It was the week of Thanksgiving 2019, and we went in for our 20 week ultrasound excited to see our baby. During the scan the tech noticed a hole in the heart, so they sent us to MFM the following day for a more in-depth scan. After the scan, they took us to a separate “comfortable” room to review the results which immediately raised our concerns. A doctor came in, introduced herself, and confirmed that there was in fact an issue with the heart, an AV canal defect, and that there were markers that caused her to think our baby might have Down Syndrome. We took the steps of further testing and waited on a call to come later in the week. 
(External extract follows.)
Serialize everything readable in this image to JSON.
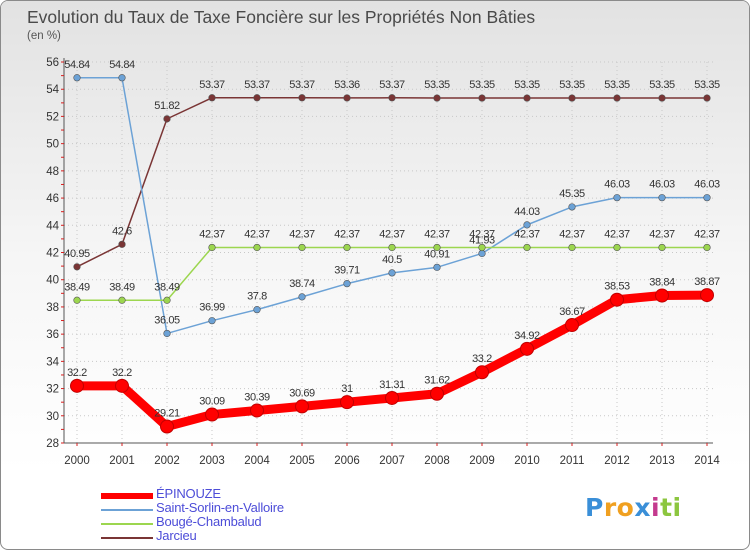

We spent the rest of the week surrounded by family, moving to adjust our expectations for what we ultimately knew in our hearts. That following Friday the genetic counselor called to confirm our baby had Trisomy 21, a form of Down Syndrome. The rest of the pregnancy was filled with doctors’ appointments, ultrasounds, anxiety, and questions. We learned a lot during this time; such as there isn’t a “spectrum” for Down Syndrome. There are no limitations! 

At the 37-week appointment we were told that it was time for our baby to be delivered, and the next morning our son Ransom arrived. He spent 24 hours in the NICU for heart observation before officially joining us. Meeting our child brought so much joy and relief. He looked a lot like his dad, Edward, and, regardless of having hypotonia (low muscle tone), we were thrilled that he learned to breastfeed. We got plugged into therapies and BabyNet, but mostly just enjoyed getting to know and cuddle our baby the following 4 months. 

That August we went Charleston for Ransom to have his open-heart surgery. We prayed for his heart to heal on its own, but came to trust the Lord’s plan for our us in this experience. We were amazed at how well Ransom recovered and throughout that experience felt that God had put us in the hands of an exceptional team at MUSC and our surgeon, Dr. Bradley.

Ransom is curious, loves people and putting on a show. He’s great with sounds and has real rhythm (not something he got from his Mama). He loves his sleep and teasing his dad. He is a lot of fun and very active! We are so proud of him and are amazed by how hard he works. 

Since that initial diagnosis day, we have come to realized how narrow our perspective was before and how wonderful it is to have our eyes and heart broadened to something different than our original expectations. We are so thankful for the new friends and connections we’ve made in the past two years. We hope the world continues to understand how wonderful and beneficial inclusion is through the efforts of wonderful organizations like KIND.